Updated from 9:19 a.m. ET with an official statement from the White House

NEW YORK (TheStreet) -- President Barack Obama will announce his intent to nominate Janet Yellen as chairwoman of the Federal Reserve, the White House said on Wednesday.

The move would put the world's most powerful central bank in the hands of a key architect of its unprecedented stimulus program and the first female leader in its 100-year history.

Obama will announce the nomination at 3:10 p.m. ET Wednesday. Yellen, 67, would succeed Ben S. Bernanke, whose term expires on Jan. 31.

Yellen, vice chairman of the Fed since 2010, became the president's choice after former Treasury Secretary and White House economic adviser Lawrence Summers withdrew from consideration amid mounting opposition.

There has been a plethora of bad news for stocks recently as negotiations over the debt ceiling and the budget have gone south in Congress, which has pressured stocks prices -- the S&P 500 is off 4.1% from its all-time high reached on Sept. 18.

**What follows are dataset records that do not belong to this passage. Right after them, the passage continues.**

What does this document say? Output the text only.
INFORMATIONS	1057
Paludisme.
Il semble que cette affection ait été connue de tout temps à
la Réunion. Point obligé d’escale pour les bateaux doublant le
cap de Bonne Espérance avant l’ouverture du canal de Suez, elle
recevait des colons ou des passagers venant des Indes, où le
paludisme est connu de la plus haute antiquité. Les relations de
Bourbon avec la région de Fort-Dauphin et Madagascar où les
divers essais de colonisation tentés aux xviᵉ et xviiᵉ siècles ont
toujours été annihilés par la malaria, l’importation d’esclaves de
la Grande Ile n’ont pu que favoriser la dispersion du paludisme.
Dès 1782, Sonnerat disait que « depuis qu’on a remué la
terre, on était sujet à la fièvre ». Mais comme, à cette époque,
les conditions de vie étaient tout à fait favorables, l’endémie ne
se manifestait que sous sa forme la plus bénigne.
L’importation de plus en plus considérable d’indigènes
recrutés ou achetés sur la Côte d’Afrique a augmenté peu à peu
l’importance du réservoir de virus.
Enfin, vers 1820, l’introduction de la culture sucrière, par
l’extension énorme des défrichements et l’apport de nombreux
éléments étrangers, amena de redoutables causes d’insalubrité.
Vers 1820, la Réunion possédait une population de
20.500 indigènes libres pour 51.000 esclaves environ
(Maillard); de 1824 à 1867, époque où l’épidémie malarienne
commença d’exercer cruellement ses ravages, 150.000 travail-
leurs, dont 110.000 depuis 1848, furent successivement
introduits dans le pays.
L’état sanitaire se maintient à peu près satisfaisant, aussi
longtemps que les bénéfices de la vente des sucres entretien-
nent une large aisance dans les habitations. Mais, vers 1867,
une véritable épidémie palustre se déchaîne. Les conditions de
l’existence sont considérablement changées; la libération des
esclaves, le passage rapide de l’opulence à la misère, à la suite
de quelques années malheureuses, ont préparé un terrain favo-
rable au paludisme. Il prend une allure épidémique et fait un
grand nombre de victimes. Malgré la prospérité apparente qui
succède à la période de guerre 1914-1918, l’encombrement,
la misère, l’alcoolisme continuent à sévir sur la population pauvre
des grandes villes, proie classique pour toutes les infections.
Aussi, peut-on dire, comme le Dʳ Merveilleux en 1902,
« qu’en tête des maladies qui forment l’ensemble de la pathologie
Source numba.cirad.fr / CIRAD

This news may help stem the losses and lead to more long-term confidence as Yellen has been a strong supporter of easy monetary policy during the last several years of market turmoil. She supported the central bank's aggressive bond buying programs and was a significant factor in persuading officials to focus on new monetary targets such as inflation and unemployment goals.

Concerns, though, remain that she may support too loose a monetary policy.

"At this stage, Yellen is unquestionably the best candidate. But there is a slightly bigger risk that under her stewardship, the Fed will fail to tighten monetary policy in time once the recovery gathers momentum, eventually triggering an unwanted surge in inflation," Capital Economics wrote in a note to clients on Wednesday.

The calming effect is that she has the experience, the know-how and won't make major changes to Fed policy in a time when there is new uncertainty about economic and fiscal uncertainty. Investors don't like uncertainty and this might help - at least in the near term while the market awaits third-quarter earnings and further Washington developments.